## Control in a continuous action space with DDPG

### Heuristic policy

In [1]:
import gym 
import numpy as np
from helpers import NormalizedEnv, RandomAgent
from matplotlib import pyplot

In [2]:
# Initialization

env = gym.make("Pendulum-v1")
norm_env = NormalizedEnv(env) # accept actions between -1 and 1

rand_ag = RandomAgent(norm_env)

In [3]:
# one episode with a defined number of steps

def episode(agent): 
    state, info = norm_env.reset()
    tot_reward = 0
    truncated = False

    while not truncated:
        action = agent.compute_action(state)
        next_state, reward, terminated, truncated, info = norm_env.step(action)
        tot_reward += reward
        
        if truncated:
            state, info = norm_env.reset()
            
    return tot_reward

In [4]:
# Execute 10 episodes 

arr_reward = []
num_ep = 10
for x in range(num_ep): 
    reward = episode(rand_ag)
    arr_reward.append(reward)

print("array of reward :", arr_reward)

av_reward = sum(arr_reward)/num_ep
print("average cumulative reward :", av_reward)
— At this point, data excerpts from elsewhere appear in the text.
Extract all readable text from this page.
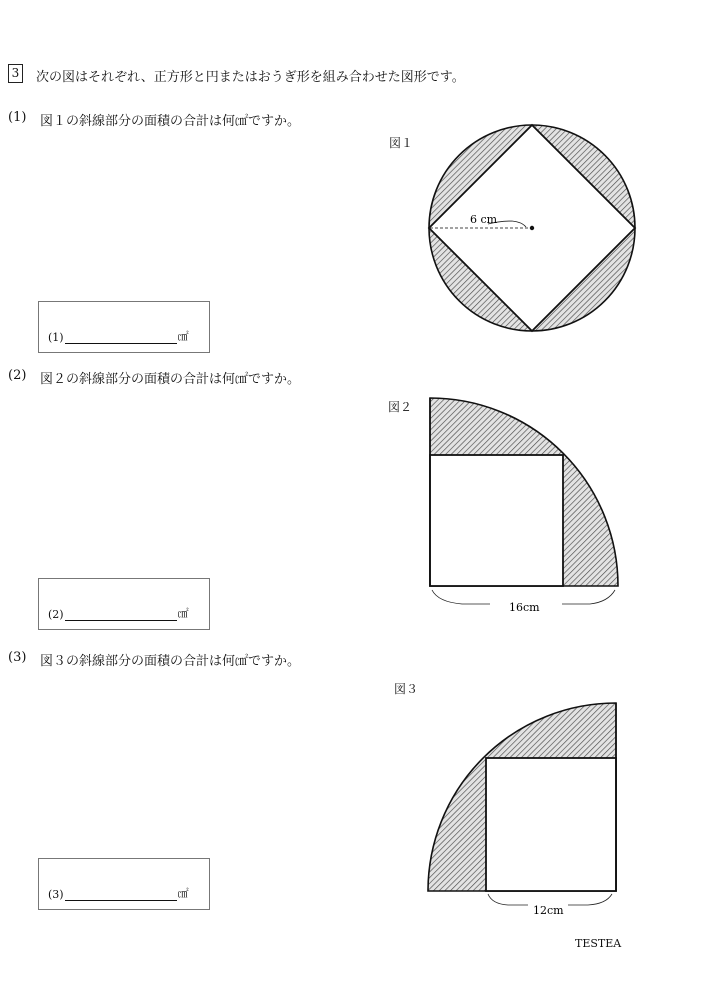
3 次の図はそれぞれ、正方形と円またはおうぎ形を組み合わせた図形です。
(1) 図１の斜線部分の面積の合計は何㎠ですか。
図１
(1)	㎠
(2) 図２の斜線部分の面積の合計は何㎠ですか。
図２
(2)	㎠
(3) 図３の斜線部分の面積の合計は何㎠ですか。
図３
(3)	㎠
6 cm
16cm
12cm
TESTEA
array of reward : [-1170.3079063476066, -1572.9461396799957, -1082.5399920424336, -886.2308836962088, -956.6122258191956, -1530.8991488636425, -862.9167104440036, -1430.8567780097287, -1532.548876263106, -1749.4058851088723]
average cumulative reward : -1277.5264546274793


In [5]:
# Implementation of a heuristic policy for the pendulum

class HeuristicPendulumAgent:
    def __init__(self, env):
        self.state_size = env.observation_space.shape[0]
        self.action_size = env.action_space.shape[0]
        self.env = env
        
    def compute_action(self, state):
        _, y, v = state
        torque = self.env.m*self.env.g*self.env.l*y # fixed torque
        action = np.empty((1,))
        
        if (y < 0):
            np.append(action, np.sign(v)*torque) # same direction to angular velocity
        else:
            np.append(action, (-1)*np.sign(v)*torque) # opposite direction to angular velocity
        return action

In [6]:
# Execute 10 episodes with Heuristic agent
heur_ag = HeuristicPendulumAgent(norm_env)

arr_reward = []
num_ep = 10
for x in range(num_ep): 
    reward = episode(heur_ag)
    arr_reward.append(reward)

print("array of reward :", arr_reward)

av_reward = sum(arr_reward)/num_ep
print("average cumulative reward :", av_reward)

array of reward : [-1579.9818142632985, -1682.6525129540605, -1219.4709965626398, -842.8545238819726, -1630.1069162218646, -1381.0462443169642, -1662.4869628120468, -1655.7169532137818, -1122.723691151543, -1627.6598481532694]
average cumulative reward : -1440.470046353144


#### How does it compare with the reward of the random agent ?

We notice that the rewards at each episode are more stable than the ones while use the random agent. With the random agent, the reward fluctuates.

#### What impact does the amplitude of the fixed torque have on the reward ?

The amplitude of the torque gives the necessary force to the pendulum to be at least in the correct domain (upper domain). Therefore, the rewards are more stable at each episode.